Czy po wyborach i sformowaniu rządu Włosi mogą teraz powrócić i ponownie znaleźć się w trzonie Europy?
– Włochy cały czas są w szpicy Europy, bo – po pierwsze – są w strefie euro, a więc w tym względzie nie sposób ich pominąć, a po drugie – gdyby gospodarka włoska rzeczywiście upadła, to z całą pewnością mielibyśmy ogromne zamieszanie w całej Unii Europejskiej. Nic zatem dziwnego, że oczy wszystkich zwrócone są na Włochy. Trzeba też podkreślić, że cały czas, jeśli chodzi o koncepcję rozwoju Unii, a więc utworzenia silnego centrum wokół strefy euro, zmuszanie innych krajów do szybkiej ścieżki wkraczania do strefy euro albo w przeciwnym razie zaszeregowanie ich do Unii drugiej prędkości itd., to wszystko koncentrowało się wokół pomysłów prezydenta Francji Emmanuela Macrona. Włochy mogą oczywiście znaleźć się na ścieżce wznoszącej, pod warunkiem, że ktoś wziąłby w karby i ustawił na właściwe tory mocno rozregulowaną sytuację finansową tego państwa. Jak dotąd kurs jest taki, że ogrom wyborców sceptycznych wobec Unii Europejskiej wyraził swoją dezaprobatę przy urnach, ale niestety Włochy wciąż nie mają na tyle silnej władzy – na co się wkrótce też raczej nie zanosi – która byłaby w stanie te reformy skutecznie przeprowadzać. Co za tym idzie – wizja szybkiej ścieżki budowania superpaństwa europejskiego może zwyczajnie spalić na panewce.

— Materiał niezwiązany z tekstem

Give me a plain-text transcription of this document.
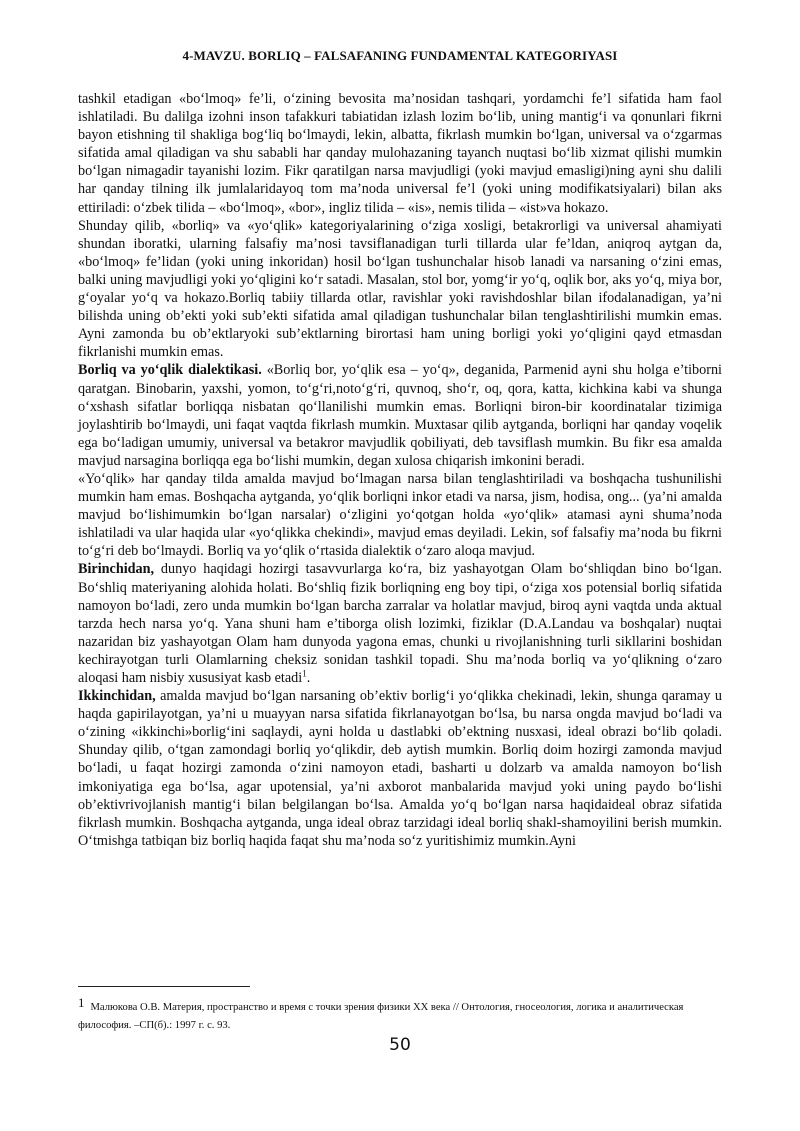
4-MAVZU. BORLIQ – FALSAFANING FUNDAMENTAL KATEGORIYASI

tashkil etadigan «bo‘lmoq» fe’li, o‘zining bevosita ma’nosidan tashqari, yordamchi fe’l sifatida ham faol ishlatiladi. Bu dalilga izohni inson tafakkuri tabiatidan izlash lozim bo‘lib, uning mantig‘i va qonunlari fikrni bayon etishning til shakliga bog‘liq bo‘lmaydi, lekin, albatta, fikrlash mumkin bo‘lgan, universal va o‘zgarmas sifatida amal qiladigan va shu sababli har qanday mulohazaning tayanch nuqtasi bo‘lib xizmat qilishi mumkin bo‘lgan nimagadir tayanishi lozim. Fikr qaratilgan narsa mavjudligi (yoki mavjud emasligi)ning ayni shu dalili har qanday tilning ilk jumlalaridayoq tom ma’noda universal fe’l (yoki uning modifikatsiyalari) bilan aks ettiriladi: o‘zbek tilida – «bo‘lmoq», «bor», ingliz tilida – «is», nemis tilida – «ist»va hokazo.

Shunday qilib, «borliq» va «yo‘qlik» kategoriyalarining o‘ziga xosligi, betakrorligi va universal ahamiyati shundan iboratki, ularning falsafiy ma’nosi tavsiflanadigan turli tillarda ular fe’ldan, aniqroq aytgan da, «bo‘lmoq» fe’lidan (yoki uning inkoridan) hosil bo‘lgan tushunchalar hisob lanadi va narsaning o‘zini emas, balki uning mavjudligi yoki yo‘qligini ko‘r satadi. Masalan, stol bor, yomg‘ir yo‘q, oqlik bor, aks yo‘q, miya bor, g‘oyalar yo‘q va hokazo.Borliq tabiiy tillarda otlar, ravishlar yoki ravishdoshlar bilan ifodalanadigan, ya’ni bilishda uning ob’ekti yoki sub’ekti sifatida amal qiladigan tushunchalar bilan tenglashtirilishi mumkin emas. Ayni zamonda bu ob’ektlaryoki sub’ektlarning birortasi ham uning borligi yoki yo‘qligini qayd etmasdan fikrlanishi mumkin emas.

Borliq va yo‘qlik dialektikasi. «Borliq bor, yo‘qlik esa – yo‘q», deganida, Parmenid ayni shu holga e’tiborni qaratgan. Binobarin, yaxshi, yomon, to‘g‘ri,noto‘g‘ri, quvnoq, sho‘r, oq, qora, katta, kichkina kabi va shunga o‘xshash sifatlar borliqqa nisbatan qo‘llanilishi mumkin emas. Borliqni biron-bir koordinatalar tizimiga joylashtirib bo‘lmaydi, uni faqat vaqtda fikrlash mumkin. Muxtasar qilib aytganda, borliqni har qanday voqelik ega bo‘ladigan umumiy, universal va betakror mavjudlik qobiliyati, deb tavsiflash mumkin. Bu fikr esa amalda mavjud narsagina borliqqa ega bo‘lishi mumkin, degan xulosa chiqarish imkonini beradi.

«Yo‘qlik» har qanday tilda amalda mavjud bo‘lmagan narsa bilan tenglashtiriladi va boshqacha tushunilishi mumkin ham emas. Boshqacha aytganda, yo‘qlik borliqni inkor etadi va narsa, jism, hodisa, ong... (ya’ni amalda mavjud bo‘lishimumkin bo‘lgan narsalar) o‘zligini yo‘qotgan holda «yo‘qlik» atamasi ayni shuma’noda ishlatiladi va ular haqida ular «yo‘qlikka chekindi», mavjud emas deyiladi. Lekin, sof falsafiy ma’noda bu fikrni to‘g‘ri deb bo‘lmaydi. Borliq va yo‘qlik o‘rtasida dialektik o‘zaro aloqa mavjud.

Birinchidan, dunyo haqidagi hozirgi tasavvurlarga ko‘ra, biz yashayotgan Olam bo‘shliqdan bino bo‘lgan. Bo‘shliq materiyaning alohida holati. Bo‘shliq fizik borliqning eng boy tipi, o‘ziga xos potensial borliq sifatida namoyon bo‘ladi, zero unda mumkin bo‘lgan barcha zarralar va holatlar mavjud, biroq ayni vaqtda unda aktual tarzda hech narsa yo‘q. Yana shuni ham e’tiborga olish lozimki, fiziklar (D.A.Landau va boshqalar) nuqtai nazaridan biz yashayotgan Olam ham dunyoda yagona emas, chunki u rivojlanishning turli sikllarini boshidan kechirayotgan turli Olamlarning cheksiz sonidan tashkil topadi. Shu ma’noda borliq va yo‘qlikning o‘zaro aloqasi ham nisbiy xususiyat kasb etadi$^1$.

Ikkinchidan, amalda mavjud bo‘lgan narsaning ob’ektiv borlig‘i yo‘qlikka chekinadi, lekin, shunga qaramay u haqda gapirilayotgan, ya’ni u muayyan narsa sifatida fikrlanayotgan bo‘lsa, bu narsa ongda mavjud bo‘ladi va o‘zining «ikkinchi»borlig‘ini saqlaydi, ayni holda u dastlabki ob’ektning nusxasi, ideal obrazi bo‘lib qoladi. Shunday qilib, o‘tgan zamondagi borliq yo‘qlikdir, deb aytish mumkin. Borliq doim hozirgi zamonda mavjud bo‘ladi, u faqat hozirgi zamonda o‘zini namoyon etadi, basharti u dolzarb va amalda namoyon bo‘lish imkoniyatiga ega bo‘lsa, agar upotensial, ya’ni axborot manbalarida mavjud yoki uning paydo bo‘lishi ob’ektivrivojlanish mantig‘i bilan belgilangan bo‘lsa. Amalda yo‘q bo‘lgan narsa haqidaideal obraz sifatida fikrlash mumkin. Boshqacha aytganda, unga ideal obraz tarzidagi ideal borliq shakl-shamoyilini berish mumkin. O‘tmishga tatbiqan biz borliq haqida faqat shu ma’noda so‘z yuritishimiz mumkin.Ayni

1 Малюкова О.В. Материя, пространство и время с точки зрения физики XX века // Онтология, гносеология, логика и аналитическая философия. –СП(б).: 1997 г. с. 93.
50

Kierunek, jaki dzisiaj wybiera Europa, może sprawić, że po wyborach do europarlamentu nastąpi pewne przesunięcie, co oznaczałoby, że do głosu dojdzie centroprawica?
– Włochy są kolejnym krajem – przypomnę, że wcześniej w mniejszych państwach, jak Austria czy Czechy – społeczeństwa wypowiedziały się w sposób bardzo krytyczny na temat np. polityki migracyjnej, krytycznie odnosiły się również do wizji kreowanej przez Brukselę. Natomiast teraz w postaci Włoch na scenę wchodzi bardzo poważny gracz. Owszem, we Włoszech rządy zawsze były niestabilne, ale bez wątpienia jest to silny podmiot, który zupełnie może przemodelować sposób myślenia w Europie. Bruksela oraz Berlin i Paryż upatrzyły sobie Polskę jako chłopca do bicia, jako ten czynnik, na którym można koncentrować wszystkie problemy europejskie i wskazywać, że Polska jest chorym człowiekiem Europy, krajem, w którym nie jest przestrzegana praworządność itd., ale w perspektywie, o której rozmawiamy, polskie problemy są praktycznie żadne. Trzeba zatem przypominać to, że deficyt budżetowy pod rządami Prawa i Sprawiedliwości został całkowicie opanowany, a kraj się rozwija. Polska jest spokojnym, stabilnym państwem, bez wstrząsów, o silnej władzy, która ma wysokie poparcie społeczne w przeciwieństwie do innych państw Unii Europejskiej.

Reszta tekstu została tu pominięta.